Die 1.100 Kilometer lange Frontlinie, die Strecke von Berlin nach London, erfordert nicht nur Truppen, sondern auch massive logistische Unterstützung. Ohne ein klares Konzept könnte Europa endgültig zum geopolitischen Zuschauer werden.

Putin ist zurück – und stärker denn je

Donald Trump hat Putin wieder auf die Weltbühne zurückgebracht. 2014 nannte Barack Obama Russland noch eine „Regionalmacht“, doch heute wird Putin als globaler Akteur betrachtet. Trump selbst nennt ihn einen „World Leader“ und propagiert, dass Frieden nur durch Stärke erreicht werden kann – eine faktische Anerkennung russischer Macht.

Putin ist als „World Leader“ zurück – und Europa im Abseits.IMAGO/APAimages

Putin hat sein Ziel damit bereits teilweise erreicht: Er ist zurück als zentrale Figur der Weltpolitik. Alle müssen mit ihm verhandeln.

Die USA signalisieren überdies eine neue außenpolitische Ausrichtung. Währenddessen intensiviert Russland seine hybride Kriegsführung gegen Europa – von Sabotageaktionen bis zur Nutzung von Desinformationskampagnen.
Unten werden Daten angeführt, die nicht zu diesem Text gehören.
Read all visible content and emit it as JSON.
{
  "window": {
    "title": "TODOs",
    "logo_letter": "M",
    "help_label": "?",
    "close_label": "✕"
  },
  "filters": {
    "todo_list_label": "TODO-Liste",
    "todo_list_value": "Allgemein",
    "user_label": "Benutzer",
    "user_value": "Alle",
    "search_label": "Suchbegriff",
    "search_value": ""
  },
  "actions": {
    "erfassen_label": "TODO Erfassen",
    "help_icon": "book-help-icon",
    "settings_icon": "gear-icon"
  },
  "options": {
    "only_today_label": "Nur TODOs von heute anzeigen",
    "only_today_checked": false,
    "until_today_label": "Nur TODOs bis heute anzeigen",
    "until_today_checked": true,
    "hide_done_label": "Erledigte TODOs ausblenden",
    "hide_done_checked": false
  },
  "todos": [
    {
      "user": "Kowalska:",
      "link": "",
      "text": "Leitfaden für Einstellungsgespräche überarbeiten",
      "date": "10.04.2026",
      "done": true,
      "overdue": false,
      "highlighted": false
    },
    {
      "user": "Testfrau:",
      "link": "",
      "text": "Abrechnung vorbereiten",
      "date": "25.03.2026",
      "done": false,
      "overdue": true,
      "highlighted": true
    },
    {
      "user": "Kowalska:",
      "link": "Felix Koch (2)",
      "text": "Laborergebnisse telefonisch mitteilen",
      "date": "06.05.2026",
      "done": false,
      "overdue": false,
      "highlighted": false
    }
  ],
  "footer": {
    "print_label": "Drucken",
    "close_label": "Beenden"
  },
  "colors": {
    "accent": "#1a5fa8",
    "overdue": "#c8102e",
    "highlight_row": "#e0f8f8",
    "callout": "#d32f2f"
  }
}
Die Ukraine auf dem Schlachtfeld unter massivem Druck

Russland setzt der Ukraine militärisch und wirtschaftlich zu. Während Kiew um Nachschub kämpft, besetzt Russland kontinuierlich neue Gebiete: In den letzten zwölf Monaten eroberte Russland 4.500 Quadratkilometer. Die Ukraine gewann nur 500 Quadratkilometer zurück.
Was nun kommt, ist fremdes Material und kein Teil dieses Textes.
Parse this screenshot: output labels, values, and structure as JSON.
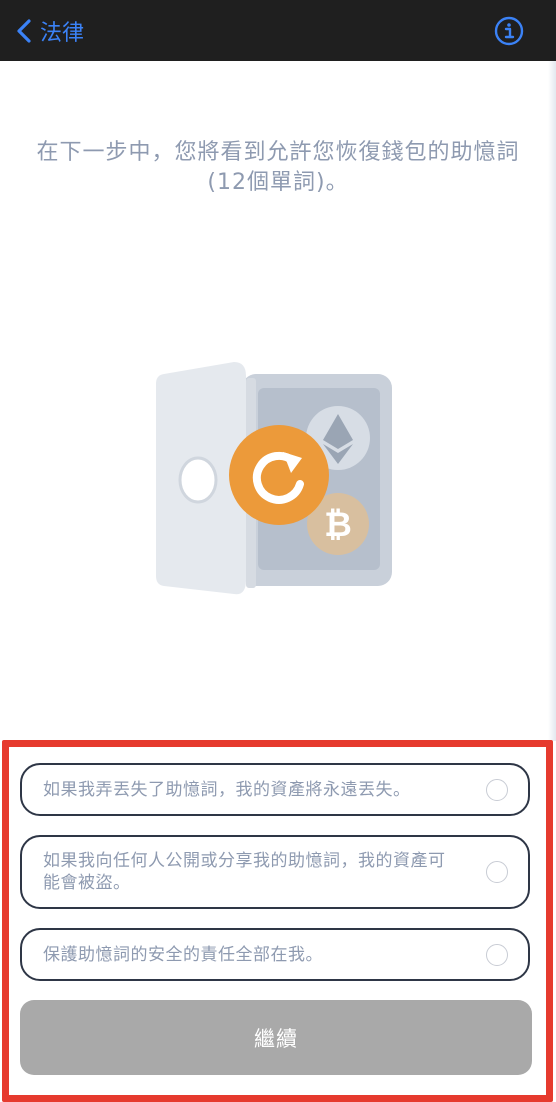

Die russische Zermürbungstaktik schlägt an. Gezielte Luftangriffe auf kritische Infrastruktur sollen die Ukraine daran hindern, einen lang andauernden Krieg zu führen: Täglich finden bis zu 140 russische Drohnenangriffe statt. Alle zwei bis drei Wochen folgen Angriffe mit Marschflugkörpern. Von bis zu 2.600 russische Drohnenangriffen pro Monat spricht Reisner.

Kiew in Bedrängnis: Die ukrainischen Truppen sind in der Defensive. Im Bild: Wolodymyr Selenskyj (Bild).GETTYIMAGES/Getty Images

Die Ukraine antwortet mit Angriffen auf russische Öl-Raffinerien, und hat dank modernster Drohnen 20 von 30 wichtigen Anlagen angegriffen und teilweise beschädigt. Doch die Effekte sind begrenzt.

Die Truppenfrage: Russland übermächtig?

Russland hat schätzungsweise 650.000 bis 700.000 Soldaten im Einsatz, während die Ukraine nur 400.000 an der Front stehen hat. Eine ukrainische Brigade muss durchschnittlich 27 Kilometer Front abdecken – ein gewaltiges Unterfangen.

Die Ukraine ringt um neue Brigaden, doch Mangel an Soldaten, sinkende Moral und unzureichende Ausbildung führen zu Desertationen. Russland hingegen gleicht Verluste immer wieder aus und zermürbt die Ukraine mit nachrückenden Truppen.

Russlands Gleitbomben und der Kampf um Pokrowsk

Ein zusätzlicher Faktor: Russlands massiver Einsatz von Gleitbomben mit einer Reichweite von 165 Kilometern. 51.000 wurden im Krieg bereits eingesetzt, davon 44.000 allein im letzten Jahr. Das russisches Produktionsziel sind 70.000 pro Jahr.

Auch für Donald Trump (Bild) zählt vor allem Stärke – und die sieht er zurzeit nicht in Europa.APA/AFP/Alex WROBLEWSKI

Diese Bomben richten verheerende Zerstörung an, unterstreicht der Obert, und erhöhen den Druck auf die Ukraine weiter.

Ein entscheidender Logistikknotenpunkt für beide Seiten sei Pokrowsk. Russland will die Stadt einkesseln und die Versorgung der Ukraine abschneiden. Sollte Pokrowsk fallen, könnte es als Sprungbrett für Angriffe weiter Richtung Westen dienen.